На основании пока что немногочисленных клинических данных можно констатировать — через 3–4 месяца наступает заметное «омоложение» мозга. Пациенты восстанавливают речь, фрагментарную память, моторную активность. И, несмотря на существенно более медленную (по сравнению с обычными покойниками) скорость регенерационных процессов, нет никакой причины считать, что они не продолжаются дальше.
Наблюдения, исследования и сбор данных продолжаются. Но автор уверен, что рано или поздно все ожившие мертвецы будут возвращены в социум и станут активными его членами. Кажется, этому благоволят фундаментальные законы их нового бытия.
Но возвратимся к проблематике этой главы… В отличие от пожилых людей, смерть подростка, а тем более ребёнка более младшего возраста, всегда воспринимается, как нечто противоестественное. Это понятная, закономерная и совершенно правильная оценка. Казалось бы, счастливое возвращение ребёнка к жизни должно оцениваться сугубо позитивно. Однако умирая, он оказывается в положении не лучшем, если не в худшем, чем дряхлый старик.

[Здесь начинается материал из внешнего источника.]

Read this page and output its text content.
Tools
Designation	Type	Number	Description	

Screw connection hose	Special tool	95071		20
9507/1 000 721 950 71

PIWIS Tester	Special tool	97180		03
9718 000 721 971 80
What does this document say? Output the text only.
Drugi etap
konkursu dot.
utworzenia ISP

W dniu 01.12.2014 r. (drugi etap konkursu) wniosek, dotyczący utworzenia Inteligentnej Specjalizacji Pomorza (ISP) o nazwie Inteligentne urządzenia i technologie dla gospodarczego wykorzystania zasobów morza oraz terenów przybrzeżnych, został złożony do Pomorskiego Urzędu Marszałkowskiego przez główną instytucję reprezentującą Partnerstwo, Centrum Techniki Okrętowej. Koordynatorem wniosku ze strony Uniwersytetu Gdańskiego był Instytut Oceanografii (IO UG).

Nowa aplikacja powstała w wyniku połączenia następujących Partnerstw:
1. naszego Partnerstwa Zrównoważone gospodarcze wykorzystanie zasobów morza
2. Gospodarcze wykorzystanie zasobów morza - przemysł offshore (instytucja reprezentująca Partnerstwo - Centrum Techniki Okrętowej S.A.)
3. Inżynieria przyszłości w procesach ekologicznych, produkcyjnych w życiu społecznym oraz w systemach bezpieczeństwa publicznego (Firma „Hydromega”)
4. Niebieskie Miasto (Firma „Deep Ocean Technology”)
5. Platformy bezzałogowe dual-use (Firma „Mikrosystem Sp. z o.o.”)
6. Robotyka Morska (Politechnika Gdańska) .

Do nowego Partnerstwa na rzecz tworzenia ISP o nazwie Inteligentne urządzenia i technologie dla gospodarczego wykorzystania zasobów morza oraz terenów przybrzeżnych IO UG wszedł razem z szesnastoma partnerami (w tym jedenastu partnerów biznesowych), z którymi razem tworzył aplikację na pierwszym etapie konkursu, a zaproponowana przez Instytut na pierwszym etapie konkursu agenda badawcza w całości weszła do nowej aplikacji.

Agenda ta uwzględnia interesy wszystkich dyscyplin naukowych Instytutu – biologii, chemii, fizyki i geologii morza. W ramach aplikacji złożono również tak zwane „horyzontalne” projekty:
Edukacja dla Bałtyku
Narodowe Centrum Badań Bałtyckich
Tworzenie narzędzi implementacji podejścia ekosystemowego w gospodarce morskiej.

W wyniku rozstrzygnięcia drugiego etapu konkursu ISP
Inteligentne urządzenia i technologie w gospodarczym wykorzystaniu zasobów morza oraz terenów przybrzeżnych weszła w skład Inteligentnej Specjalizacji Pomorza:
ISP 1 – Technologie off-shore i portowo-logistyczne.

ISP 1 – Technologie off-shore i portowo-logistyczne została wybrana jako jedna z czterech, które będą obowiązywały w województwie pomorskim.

Да, воскресший ребёнок прекрасно функционирует: активно движется, играет, общается. Но ни он сам, ни его мозг больше не растёт. Тут и проявляется вся трагическая противоречивость ситуации. С одной стороны родителям хочется, чтобы дети подольше оставались детьми. С другой — испытывают радость, наблюдая, как растёт и развивается их чадо. Но это не происходит. И таким образом воскресший ребёнок остаётся для родителей вечным напоминанием, когда-то пережитого ими горя.
И всё-таки предпосылки для сдержанного оптимизма остаются. Педагоги, проводившие занятие в смешанных классах (из живых и мёртвых детей возрастом 7–9 лет) отмечают, что мёртвый ребёнок усваивает в среднем лишь на 5–7% хуже, чем его живые одноклассники. Это укладывается в границы персональной нормы учащихся. А значит ребёнок-мертвец наравне с остальными (в течение 10–11 лет) способен освоить программу средней общеобразовательной школы.
Сможет ли он самореализоваться в дальнейшем? Вопрос пока открыт. По большей части всё упирается в наше пока что несовершенное законодательство, строго регламентирующее труд несовершеннолетних, но ещё не учитывающее специфику феномена воскрешения.
Понятно одно — процесс познания окружающего мира не останавливается даже в мозге фиксированного размера, интеллектуальное развитие и ментальное взросление происходит. И потенциально такой человек, с самого детства освобождённый от стереотипов и страхов, связанных с биологическим выживанием, сможет развиваться более свободно и гармонично.